Des inspirations qui lui font honneur

Pour la première fois au cinéma, on a un Batman qui va puiser ses inspirations non pas dans l’image d’un super-héros ultra-calé technologiquement qui affronte une galerie de méchants un peu loufoques, mais plutôt du côté d’Un Long Halloween, un comics à l’ambiance de polar où l’on parle de mafieux, d’une pègre qui gangrène Gotham et qui en tire les ficelles dans l’ombre. L’apparition de Carmine Falcone, parrain de la pègre de Gotham, n’est pas étrangère à cette volonté de ramener le héros dans un récit plus terre à terre, ce méchant étant un personnage physiquement faillible, loin du super-vilain quasi-intouchable. Incarné d’une manière plutôt intéressante par John Turturro, il est probablement plus intéressant que Colin Farrell et sa misérable fat suit, ou le Riddler de Paul Dano qui tape un peu à côté lors d’une confrontation finale avec Batman qui aurait dû être plus marquante. Mais The Batman ne cesse de séduire pour cette représentation de Gotham, de l’homme chauve-souris et de ses ennemis, pour cette manière de l’aborder non pas sous l’angle d’un simple super-héros mais d’un détective confronté au crime organisé.

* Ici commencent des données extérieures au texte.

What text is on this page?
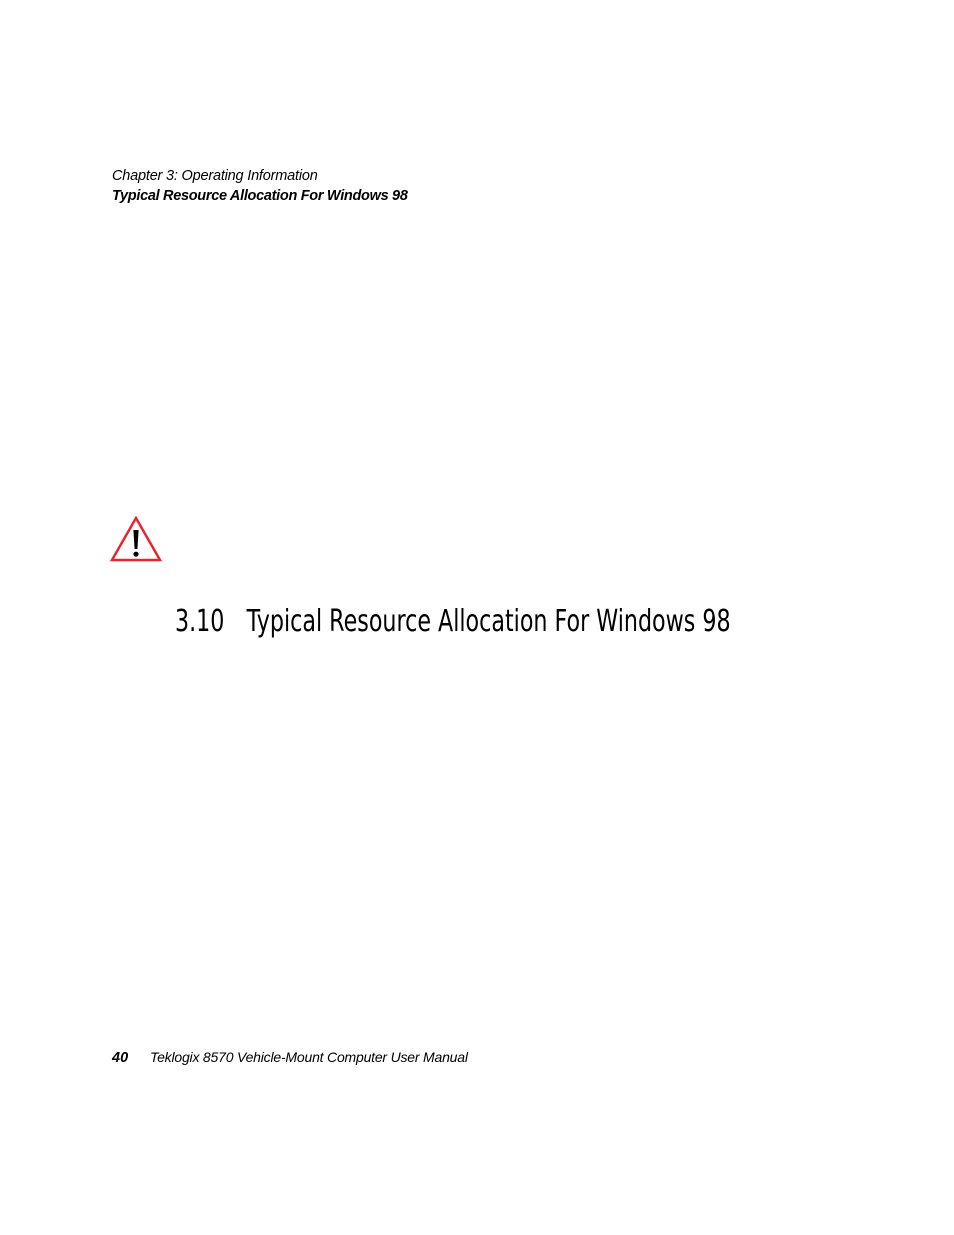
Chapter 3: Operating Information
Typical Resource Allocation For Windows 98
3.10 Typical Resource Allocation For Windows 98
40 Teklogix 8570 Vehicle-Mount Computer User Manual
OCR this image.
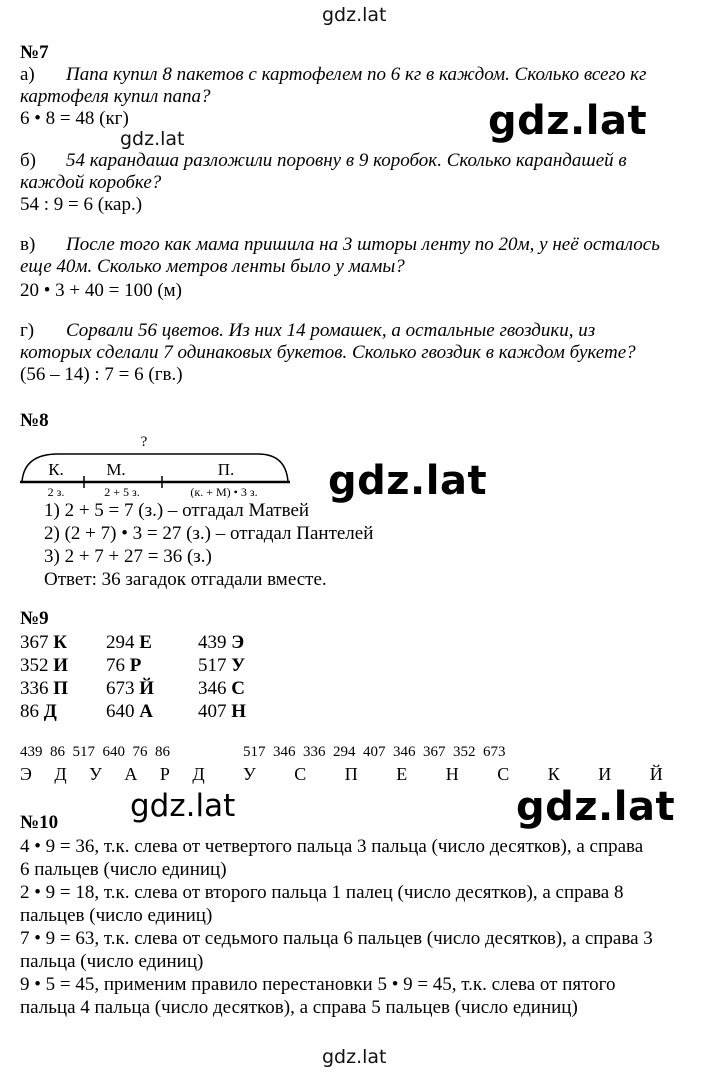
gdz.lat
gdz.lat	gdz.lat
gdz.lat
gdz.lat	gdz.lat
gdz.lat
№7
а) Папа купил 8 пакетов с картофелем по 6 кг в каждом. Сколько всего кг
картофеля купил папа?
6 • 8 = 48 (кг)
б) 54 карандаша разложили поровну в 9 коробок. Сколько карандашей в
каждой коробке?
54 : 9 = 6 (кар.)
в) После того как мама пришила на 3 шторы ленту по 20м, у неё осталось
еще 40м. Сколько метров ленты было у мамы?
20 • 3 + 40 = 100 (м)
г) Сорвали 56 цветов. Из них 14 ромашек, а остальные гвоздики, из
которых сделали 7 одинаковых букетов. Сколько гвоздик в каждом букете?
(56 – 14) : 7 = 6 (гв.)
№8
?
К.	М.	П.
2 з.	2 + 5 з.	(к. + М) • 3 з.
1) 2 + 5 = 7 (з.) – отгадал Матвей
2) (2 + 7) • 3 = 27 (з.) – отгадал Пантелей
3) 2 + 7 + 27 = 36 (з.)
Ответ: 36 загадок отгадали вместе.
№9
367 К 294 Е 439 Э
352 И 76 Р	517 У
336 П 673 Й 346 С
86 Д	640 А 407 Н
439  86  517  640  76  86
Э Д У А Р Д
517  346  336  294  407  346  367  352  673
У С П Е Н С К И Й
№10
4 • 9 = 36, т.к. слева от четвертого пальца 3 пальца (число десятков), а справа
6 пальцев (число единиц)
2 • 9 = 18, т.к. слева от второго пальца 1 палец (число десятков), а справа 8
пальцев (число единиц)
7 • 9 = 63, т.к. слева от седьмого пальца 6 пальцев (число десятков), а справа 3
пальца (число единиц)
9 • 5 = 45, применим правило перестановки 5 • 9 = 45, т.к. слева от пятого
пальца 4 пальца (число десятков), а справа 5 пальцев (число единиц)
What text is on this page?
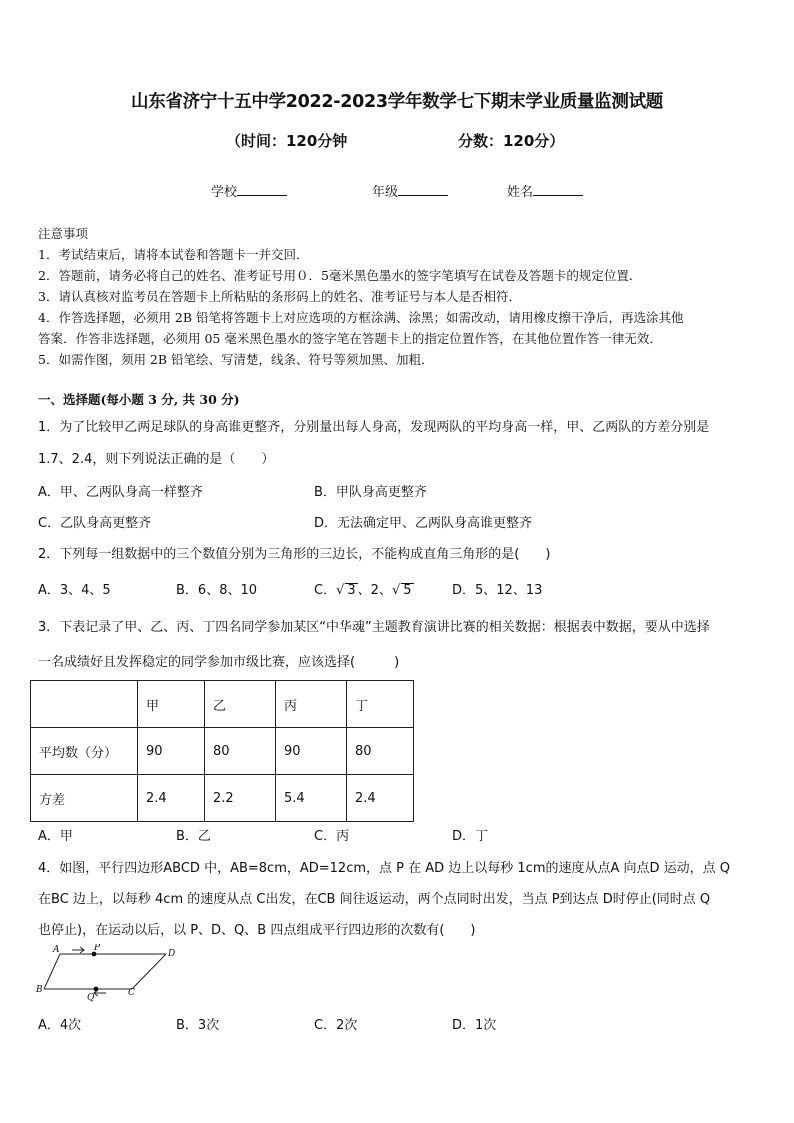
山东省济宁十五中学2022-2023学年数学七下期末学业质量监测试题
（时间：120分钟	分数：120分）
学校	年级	姓名
注意事项
1．考试结束后，请将本试卷和答题卡一并交回．
2．答题前，请务必将自己的姓名、准考证号用０．5毫米黑色墨水的签字笔填写在试卷及答题卡的规定位置．
3．请认真核对监考员在答题卡上所粘贴的条形码上的姓名、准考证号与本人是否相符．
4．作答选择题，必须用 2B 铅笔将答题卡上对应选项的方框涂满、涂黑；如需改动，请用橡皮擦干净后，再选涂其他
答案．作答非选择题，必须用 05 毫米黑色墨水的签字笔在答题卡上的指定位置作答，在其他位置作答一律无效．
5．如需作图，须用 2B 铅笔绘、写清楚，线条、符号等须加黑、加粗．
一、选择题(每小题 3 分, 共 30 分)
1．为了比较甲乙两足球队的身高谁更整齐，分别量出每人身高，发现两队的平均身高一样，甲、乙两队的方差分别是
1.7、2.4，则下列说法正确的是（　　）
A．甲、乙两队身高一样整齐	B．甲队身高更整齐
C．乙队身高更整齐	D．无法确定甲、乙两队身高谁更整齐
2．下列每一组数据中的三个数值分别为三角形的三边长，不能构成直角三角形的是(　　)
A．3、4、5	B．6、8、10	C．√ 3 、2、√ 5	D．5、12、13
3．下表记录了甲、乙、丙、丁四名同学参加某区“中华魂”主题教育演讲比赛的相关数据：根据表中数据，要从中选择
一名成绩好且发挥稳定的同学参加市级比赛，应该选择(　　　)
	甲	乙	丙	丁
平均数（分）	90	80	90	80
方差	2.4	2.2	5.4	2.4
A．甲	B．乙	C．丙	D．丁
4．如图，平行四边形ABCD 中，AB=8cm，AD=12cm，点 P 在 AD 边上以每秒 1cm的速度从点A 向点D 运动，点 Q
在BC 边上，以每秒 4cm 的速度从点 C出发，在CB 间往返运动，两个点同时出发，当点 P到达点 D时停止(同时点 Q
也停止)，在运动以后，以 P、D、Q、B 四点组成平行四边形的次数有(　　)
A	P
D
B
Q	C
A．4次	B．3次	C．2次	D．1次
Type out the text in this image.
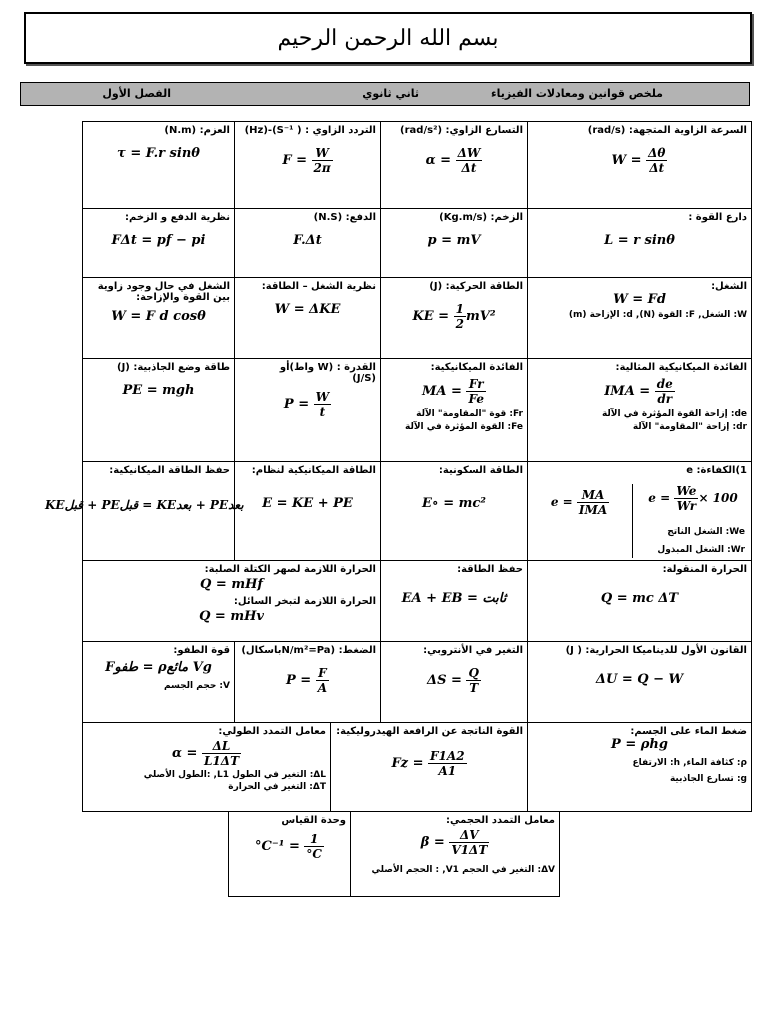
بسم الله الرحمن الرحيم
ملخص قوانين ومعادلات الفيزياء
ثاني ثانوي
الفصل الأول
السرعة الزاوية المتجهة: (rad/s)
$W = \frac{\Delta\theta}{\Delta t}$
التسارع الزاوي: (rad/s²)
$\alpha = \frac{\Delta W}{\Delta t}$
التردد الزاوي : ( S⁻¹)-(Hz)
$F = \frac{W}{2\pi}$
العزم: (N.m)
τ = F.r sinθ
دارع القوة :
L = r sinθ
الزخم: (Kg.m/s)
p = mV
الدفع: (N.S)
F.Δt
نظرية الدفع و الزخم:
FΔt = pf − pi
الشغل:
W = Fd
W: الشغل, F: القوة (N), d: الإزاحة (m)
الطاقة الحركية: (J)
KE = $\frac{1}{2} mV^2$
نظرية الشغل – الطاقة:
W = ΔKE
الشغل في حال وجود زاوية بين القوة والإزاحة:
W = F d cosθ
الفائدة الميكانيكية المثالية:
IMA = $\frac{de}{dr}$
de: إزاحة القوة المؤثرة في الآلة
dr: إزاحة "المقاومة" الآلة
الفائدة الميكانيكية:
MA = $\frac{Fr}{Fe}$
Fr: قوة "المقاومة" الآلة
Fe: القوة المؤثرة في الآلة
القدرة : (W واط)أو
(J/S)
$P = \frac{W}{t}$
طاقة وضع الجاذبية: (J)
PE = mgh
1)الكفاءة: e
$e = \frac{MA}{\text{IMA}}$	$e = \frac{We}{Wr} \times 100$
We: الشغل الناتج
Wr: الشغل المبذول
الطاقة السكونية:
E∘ = mc²
الطاقة الميكانيكية لنظام:
E = KE + PE
حفظ الطاقة الميكانيكية:
KEقبل + PEقبل = KEبعد + PEبعد
الحرارة المنقولة:
Q = mc ΔT
حفظ الطاقة:
EA + EB = ثابت
الحرارة اللازمة لصهر الكتلة الصلبة:
Q = mHf
الحرارة اللازمة لتبخر السائل:
Q = mHv
القانون الأول للديناميكا الحرارية: ( J)
ΔU = Q − W
التغير في الأنتروبي:
$\Delta S = \frac{Q}{T}$
الضغط: (N/m²=Paباسكال)
$P = \frac{F}{A}$
قوة الطفو:
Fطفو = ρمائع Vg
V: حجم الجسم
ضغط الماء على الجسم:
P = ρhg
ρ: كثافة الماء, h: الارتفاع
g: تسارع الجاذبية
القوة الناتجة عن الرافعة الهيدروليكية:
$Fz = \frac{F1A2}{A1}$
معامل التمدد الطولي:
$\alpha = \frac{\Delta L}{L1\Delta T}$
ΔL: التغير في الطول L1, :الطول الأصلي
ΔT: التغير في الحرارة
معامل التمدد الحجمي:
$\beta = \frac{\Delta V}{V1\Delta T}$
ΔV: التغير في الحجم V1, : الحجم الأصلي
وحدة القياس
$^\circ C^{-1} = \frac{1}{^\circ C}$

A la hauteur des espoirs et peut-être même un peu plus, The Batman est une incarnation particulièrement réussie du Chevalier Noir tel qu’il a été imaginé dans bon nombre de comics qui lorgnaient sur le polar, parfois sur l’horreur, en insistant sur la crainte inspirée par le héros masqué dans une ville de Gotham entièrement aux mains de la pègre. Un vrai plaisir, parfois peut-être un peu longuet, mais qui reste maîtrisé et qui sert un film absolument somptueux, tant visuellement que musicalement.